Russia never said they were going to invade Ukraine. They said they would reply with "military-technical" measures to NATO expansion. They already moved S-400 SAM systems to Belarus and moved more Iskander-M systems close to the border for example. Those are "military-technical" measures.
That's exactly what I said back in pages 19-20 of this thread:
Again, "military-technical action" isn't an ultimatum for war...
The "military response" he is threatening is withdrawing from the INF Treaty, and he also doesn't seem to be encouraging the view that Russia is about to invade Ukraine..
Russia's deployments leave its options open but that doesn't mean it wants to launch a full-scale invasion. If that was its primary objective, it would've already pulled the trigger last year without issuing any ultimatums.
The challenges Russia is facing in Ukraine right now are not Operational or Tactical. It can win the war if it launches. The problems for Russia are at the Strategic level. A) It doesn't want to risk the European gas market. B) It's true objective has always been neutralizing NATO itself, not just which land route NATO chooses (i.e. Ukraine.) It wants to fracture NATO by creating a division within it. And the key to that is Germany. As soon as Germany decides it no longer wants to side with the US's hegemonic goals in the region, NATO is finished and Russia's Western flank is secure.

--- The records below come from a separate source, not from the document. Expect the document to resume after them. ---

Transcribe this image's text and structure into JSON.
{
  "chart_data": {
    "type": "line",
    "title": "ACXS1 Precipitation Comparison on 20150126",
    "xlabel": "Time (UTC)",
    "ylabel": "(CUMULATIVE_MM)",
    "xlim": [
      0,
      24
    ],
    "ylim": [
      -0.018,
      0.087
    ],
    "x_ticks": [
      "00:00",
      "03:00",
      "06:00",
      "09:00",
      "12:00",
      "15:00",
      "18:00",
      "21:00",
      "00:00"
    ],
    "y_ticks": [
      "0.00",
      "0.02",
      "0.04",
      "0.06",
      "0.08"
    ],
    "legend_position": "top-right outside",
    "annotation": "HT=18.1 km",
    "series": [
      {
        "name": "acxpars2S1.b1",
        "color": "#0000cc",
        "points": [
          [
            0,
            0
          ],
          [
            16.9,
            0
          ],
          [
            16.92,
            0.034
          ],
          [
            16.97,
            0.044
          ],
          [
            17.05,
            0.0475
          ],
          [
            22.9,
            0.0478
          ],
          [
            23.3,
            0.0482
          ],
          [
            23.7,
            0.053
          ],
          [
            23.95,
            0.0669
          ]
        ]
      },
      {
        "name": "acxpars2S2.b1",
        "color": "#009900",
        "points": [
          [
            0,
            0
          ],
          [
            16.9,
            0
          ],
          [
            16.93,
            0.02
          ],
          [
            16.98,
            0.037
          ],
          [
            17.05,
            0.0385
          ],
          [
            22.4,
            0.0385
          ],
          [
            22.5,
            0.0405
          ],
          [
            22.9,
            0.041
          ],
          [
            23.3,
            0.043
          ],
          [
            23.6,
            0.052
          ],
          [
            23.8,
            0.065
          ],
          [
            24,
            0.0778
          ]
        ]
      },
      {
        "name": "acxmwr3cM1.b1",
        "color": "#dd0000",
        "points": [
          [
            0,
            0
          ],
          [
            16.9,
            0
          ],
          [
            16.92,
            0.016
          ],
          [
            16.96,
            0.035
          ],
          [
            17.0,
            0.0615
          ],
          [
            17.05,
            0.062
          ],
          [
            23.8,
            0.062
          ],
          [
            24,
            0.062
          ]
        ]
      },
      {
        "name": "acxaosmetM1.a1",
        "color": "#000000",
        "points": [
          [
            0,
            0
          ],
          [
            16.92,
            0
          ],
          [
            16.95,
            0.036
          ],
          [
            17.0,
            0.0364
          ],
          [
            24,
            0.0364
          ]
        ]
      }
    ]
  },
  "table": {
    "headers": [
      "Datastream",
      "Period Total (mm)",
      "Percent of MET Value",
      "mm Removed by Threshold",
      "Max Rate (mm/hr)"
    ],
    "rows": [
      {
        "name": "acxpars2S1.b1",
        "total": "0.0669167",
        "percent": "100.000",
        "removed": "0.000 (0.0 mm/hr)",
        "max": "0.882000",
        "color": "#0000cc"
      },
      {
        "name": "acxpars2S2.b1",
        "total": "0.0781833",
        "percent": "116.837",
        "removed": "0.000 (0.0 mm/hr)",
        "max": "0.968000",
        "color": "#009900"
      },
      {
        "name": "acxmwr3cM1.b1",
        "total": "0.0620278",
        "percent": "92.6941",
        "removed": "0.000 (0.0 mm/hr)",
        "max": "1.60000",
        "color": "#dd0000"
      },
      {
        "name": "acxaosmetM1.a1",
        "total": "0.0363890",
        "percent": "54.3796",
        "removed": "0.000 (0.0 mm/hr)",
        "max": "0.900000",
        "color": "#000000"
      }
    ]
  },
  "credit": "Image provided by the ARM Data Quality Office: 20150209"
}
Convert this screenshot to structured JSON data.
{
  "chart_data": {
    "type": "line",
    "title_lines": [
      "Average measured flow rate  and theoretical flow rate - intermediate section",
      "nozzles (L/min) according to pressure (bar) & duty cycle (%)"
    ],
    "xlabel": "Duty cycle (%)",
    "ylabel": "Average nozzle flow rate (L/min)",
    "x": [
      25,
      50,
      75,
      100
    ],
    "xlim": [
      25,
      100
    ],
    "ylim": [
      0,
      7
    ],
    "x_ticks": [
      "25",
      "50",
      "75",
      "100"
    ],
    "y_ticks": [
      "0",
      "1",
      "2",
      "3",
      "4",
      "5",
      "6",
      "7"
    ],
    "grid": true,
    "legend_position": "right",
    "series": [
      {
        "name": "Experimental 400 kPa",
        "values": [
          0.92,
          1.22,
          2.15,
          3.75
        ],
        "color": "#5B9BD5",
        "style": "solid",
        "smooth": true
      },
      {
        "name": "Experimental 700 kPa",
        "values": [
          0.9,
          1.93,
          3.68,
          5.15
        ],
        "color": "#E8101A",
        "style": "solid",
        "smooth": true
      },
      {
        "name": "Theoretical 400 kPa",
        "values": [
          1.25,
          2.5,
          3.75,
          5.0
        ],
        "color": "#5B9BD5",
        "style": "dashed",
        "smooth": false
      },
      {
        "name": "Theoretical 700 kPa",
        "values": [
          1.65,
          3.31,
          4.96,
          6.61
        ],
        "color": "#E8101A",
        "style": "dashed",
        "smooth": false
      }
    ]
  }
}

Ideally, Russia would want to fracture NATO with just ultimatums/pressure. But that hasn't worked so far. So now the question is, if Russia launches this war, what will Germany do? Will it abandon the US and keep buying Russian gas? If that happens, Russia wins and NATO is finished. On the other hand, if Germany sides with the US, then Russia hasn't really gained much in invading Ukraine and its strategic problems remain (and may actually get worse.)